The diminished investment returns were attributed to sharp declines from global fixed income (negative 7.1 per cent) and domestic fixed income (negative seven per cent). U.S. equities offered a negative 2.1 return in 2023, while global equity netted a 0.4 per cent return. Real estate (eight per cent) and private equity (6.7 per cent) assets saw the largest investment returns for the year.

Read: Study finds U.S. public pension plans’ average funding ratio reached 77.8% in 2022

According to the report, investment returns (63 per cent) were the largest contributor to pension fund revenue. Employer contributions (28 per cent) rose by four per cent compared to 2022, while member
contributions (nine per cent) remained flat.

Despite the decline in investment returns, investment management expenses declined to 39 basis points in 2023, compared to 49 basis points the year before. Similarly, administrative costs dropped from 64 basis points in 2022 to 56 basis points.

Nearly two-thirds (63 per cent) of respondents said they received their full actuarially determined contribution in 2023, up from 57 per cent. Notably, these respondents held a 79 per cent average funded level compared to 59 per cent for those that didn’t receive the full contribution. The average investment assumed rate of return for responding funds increased from 6.85 per cent to 6.91 per cent, while the average investment-smoothing period for respondents rose from 5.2 years to 5.7 years.
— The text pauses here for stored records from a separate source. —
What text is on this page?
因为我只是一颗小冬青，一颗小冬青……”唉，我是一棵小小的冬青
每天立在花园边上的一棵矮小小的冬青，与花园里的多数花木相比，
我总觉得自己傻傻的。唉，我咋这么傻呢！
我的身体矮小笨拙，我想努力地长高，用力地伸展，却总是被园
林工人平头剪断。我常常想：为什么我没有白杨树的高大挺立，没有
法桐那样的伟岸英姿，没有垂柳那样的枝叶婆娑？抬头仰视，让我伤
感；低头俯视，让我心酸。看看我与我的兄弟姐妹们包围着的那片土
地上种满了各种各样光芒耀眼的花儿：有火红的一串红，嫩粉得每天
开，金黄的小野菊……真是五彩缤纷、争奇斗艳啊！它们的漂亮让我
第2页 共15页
In addition, the percentage of respondents that said environmental, social and corporate governance factors played a “somewhat or very important” role in their investment decisions dropped from 54 per cent in 2022 to fewer than half (46 per cent) in 2023. And, on a 10-point scale, respondents were largely (8.2 points) convinced in their readiness to address retirement trends and issues over the next two years.